The term "child pornography", as defined under section 2 of the Child Trafficking and Pornography Act 1998, is the same term used in this Bill. We should take the opportunity to replace the term "child pornography" with the more apt and reflective descriptor "child sexual abuse material". I have tabled amendments to this effect. I appreciate that the word pornography which first appeared in the English dictionary in the mid-19th century and the use of pornography have until relatively recently been associated with salaciousness and taboo and contrary to the morals of respectable society. Pornography was secretive, shameful and unacceptable. Against this backdrop, the term "child pornography" makes much more sense but attitudes towards pornography have changed significantly over the years. Pornographic material can now be purchased openly in newsagents and petrol stations throughout the country, where it is stored on the top shelves. "Pornography" is no longer a dirty word and its use is no longer an underground practice. As such, I really do not believe the seriousness and repugnant nature of depictions of children being raped, of incest or children being sadistically assaulted or tortured for the sexual gratification of paedophiles is adequately captured by the term "child pornography". Furthermore, I believe the term is misleading regarding the child's role or agency in his or her exploitation.
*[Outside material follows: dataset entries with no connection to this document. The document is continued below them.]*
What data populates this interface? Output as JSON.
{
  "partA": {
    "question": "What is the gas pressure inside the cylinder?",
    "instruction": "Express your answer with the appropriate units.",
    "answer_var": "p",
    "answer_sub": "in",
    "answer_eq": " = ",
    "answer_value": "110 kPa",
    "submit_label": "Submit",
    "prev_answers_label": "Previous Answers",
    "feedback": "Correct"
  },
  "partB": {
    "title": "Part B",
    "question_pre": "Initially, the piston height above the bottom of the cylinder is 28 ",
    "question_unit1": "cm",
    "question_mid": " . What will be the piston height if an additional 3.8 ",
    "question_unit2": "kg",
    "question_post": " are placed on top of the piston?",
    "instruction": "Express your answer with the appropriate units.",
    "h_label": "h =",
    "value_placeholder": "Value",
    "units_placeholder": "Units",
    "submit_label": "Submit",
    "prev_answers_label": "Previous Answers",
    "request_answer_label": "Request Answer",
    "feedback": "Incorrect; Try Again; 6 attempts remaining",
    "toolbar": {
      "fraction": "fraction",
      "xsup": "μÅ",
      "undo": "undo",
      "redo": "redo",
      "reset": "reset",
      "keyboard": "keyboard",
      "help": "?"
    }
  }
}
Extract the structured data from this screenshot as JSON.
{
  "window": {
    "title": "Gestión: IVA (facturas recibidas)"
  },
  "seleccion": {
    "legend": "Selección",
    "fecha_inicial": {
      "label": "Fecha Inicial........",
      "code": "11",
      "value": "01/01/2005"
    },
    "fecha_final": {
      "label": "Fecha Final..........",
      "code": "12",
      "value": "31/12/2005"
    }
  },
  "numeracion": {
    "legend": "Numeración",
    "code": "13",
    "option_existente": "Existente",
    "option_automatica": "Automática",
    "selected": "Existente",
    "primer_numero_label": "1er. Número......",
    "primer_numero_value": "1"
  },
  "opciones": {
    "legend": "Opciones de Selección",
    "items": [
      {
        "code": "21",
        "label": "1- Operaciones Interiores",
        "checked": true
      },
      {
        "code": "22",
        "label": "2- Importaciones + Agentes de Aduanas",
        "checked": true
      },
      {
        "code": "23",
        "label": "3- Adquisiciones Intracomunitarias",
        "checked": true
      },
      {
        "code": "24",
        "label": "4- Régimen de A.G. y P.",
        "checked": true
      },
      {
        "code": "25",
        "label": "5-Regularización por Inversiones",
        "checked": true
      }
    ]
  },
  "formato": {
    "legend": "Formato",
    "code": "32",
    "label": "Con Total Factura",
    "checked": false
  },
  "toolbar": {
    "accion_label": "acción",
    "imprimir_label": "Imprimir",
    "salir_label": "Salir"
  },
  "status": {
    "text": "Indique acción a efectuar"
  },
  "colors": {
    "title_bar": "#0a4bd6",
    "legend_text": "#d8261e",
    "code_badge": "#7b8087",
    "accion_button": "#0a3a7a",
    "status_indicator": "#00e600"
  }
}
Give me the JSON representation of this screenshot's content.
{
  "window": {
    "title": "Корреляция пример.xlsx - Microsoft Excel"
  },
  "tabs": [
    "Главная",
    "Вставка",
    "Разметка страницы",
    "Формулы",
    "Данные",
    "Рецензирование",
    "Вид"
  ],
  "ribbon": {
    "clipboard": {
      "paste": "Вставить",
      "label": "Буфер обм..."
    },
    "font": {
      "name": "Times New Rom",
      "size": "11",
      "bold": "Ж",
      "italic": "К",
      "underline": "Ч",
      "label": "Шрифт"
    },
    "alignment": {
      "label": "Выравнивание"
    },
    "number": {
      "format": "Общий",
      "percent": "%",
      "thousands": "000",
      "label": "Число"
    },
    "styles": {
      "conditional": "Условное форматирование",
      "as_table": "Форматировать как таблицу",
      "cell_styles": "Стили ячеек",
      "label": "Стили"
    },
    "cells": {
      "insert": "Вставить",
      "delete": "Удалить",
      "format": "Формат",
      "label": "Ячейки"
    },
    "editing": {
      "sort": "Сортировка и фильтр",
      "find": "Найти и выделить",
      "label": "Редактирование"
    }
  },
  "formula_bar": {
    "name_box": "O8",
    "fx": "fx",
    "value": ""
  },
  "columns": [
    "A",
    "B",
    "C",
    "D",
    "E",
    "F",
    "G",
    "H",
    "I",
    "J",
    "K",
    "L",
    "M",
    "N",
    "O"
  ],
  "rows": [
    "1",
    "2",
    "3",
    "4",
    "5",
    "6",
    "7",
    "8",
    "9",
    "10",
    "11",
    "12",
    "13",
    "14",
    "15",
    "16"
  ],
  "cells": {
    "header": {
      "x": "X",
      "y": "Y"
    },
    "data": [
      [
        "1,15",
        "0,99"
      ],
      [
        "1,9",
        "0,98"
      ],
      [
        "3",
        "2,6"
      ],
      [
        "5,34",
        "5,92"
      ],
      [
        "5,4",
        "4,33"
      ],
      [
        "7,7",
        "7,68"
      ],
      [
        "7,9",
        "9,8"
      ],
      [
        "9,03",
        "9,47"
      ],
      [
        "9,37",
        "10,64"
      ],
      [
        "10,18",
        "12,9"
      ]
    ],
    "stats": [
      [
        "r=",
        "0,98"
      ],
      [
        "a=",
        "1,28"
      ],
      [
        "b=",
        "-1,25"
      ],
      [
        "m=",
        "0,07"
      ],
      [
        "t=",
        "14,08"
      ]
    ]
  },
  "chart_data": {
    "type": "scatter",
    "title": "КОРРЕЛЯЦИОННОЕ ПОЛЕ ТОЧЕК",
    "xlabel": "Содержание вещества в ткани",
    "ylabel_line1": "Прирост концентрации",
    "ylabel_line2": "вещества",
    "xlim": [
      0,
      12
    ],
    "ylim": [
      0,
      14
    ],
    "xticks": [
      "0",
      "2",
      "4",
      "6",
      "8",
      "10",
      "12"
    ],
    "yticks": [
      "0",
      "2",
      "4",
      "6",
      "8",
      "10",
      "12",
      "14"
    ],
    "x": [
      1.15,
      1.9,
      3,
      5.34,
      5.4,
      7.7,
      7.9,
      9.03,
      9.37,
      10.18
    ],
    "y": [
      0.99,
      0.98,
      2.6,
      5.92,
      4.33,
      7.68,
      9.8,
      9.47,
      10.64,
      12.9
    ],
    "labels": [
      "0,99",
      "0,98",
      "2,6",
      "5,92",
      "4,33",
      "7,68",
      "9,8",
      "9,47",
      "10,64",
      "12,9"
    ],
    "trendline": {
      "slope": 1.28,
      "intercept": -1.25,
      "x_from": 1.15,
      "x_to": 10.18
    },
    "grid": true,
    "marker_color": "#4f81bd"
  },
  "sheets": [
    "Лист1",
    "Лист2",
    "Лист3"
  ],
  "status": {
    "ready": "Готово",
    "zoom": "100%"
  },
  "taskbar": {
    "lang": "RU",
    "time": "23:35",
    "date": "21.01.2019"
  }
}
The majority of law enforcement agencies working in this area, most notably Interpol and Europol, agree. According to Interpol, the world's largest policing organisation:

A sexual image of a child is “abuse” or “exploitation” and should never be described as “pornography”.

Pornography is a term used for adults engaging in consensual sexual acts distributed (mostly) legally to the general public for their sexual pleasure. Child abuse images are not. They involve children who cannot and would not consent and who are victims of a crime.

The child abuse images are documented evidence of a crime in progress – a child being sexually abused.

The Minister of State will be aware that I tabled an amendment similar to amendment No. 1 to the Children First Bill. The Minister for Children and Youth Affairs, Deputy James Reilly, agreed that the term "child pornography" is outdated and fails to reflect the full horror of sexual abuse involved. He stopped short of accepting my amendment on the basis that "child pornography" is still the language used in international instruments by which we are bound. He referred in particular to EU Directive 2011/93/EU which is to combat sexual abuse and sexual exploitation of children and child pornography and the Lanzarote convention of the Council of Europe. I am not sure, however, whether it is strictly necessary as a matter of law to use the exact same language as used in the convention and elsewhere provided we give robust effect to the substance of the measure.

One of the methods of interpreting international treaties is the teleological or purposive approach which involves looking to the purpose of the international instrument and the broad intent motivating the enactment of the measure rather than its strict text. Notably, Article 41 of the Vienna Convention on the Law of Treaties states, "A treaty shall be interpreted in good faith in accordance with the ordinary meaning to be given to the terms of the treaty in their context and in the light of its object and purpose".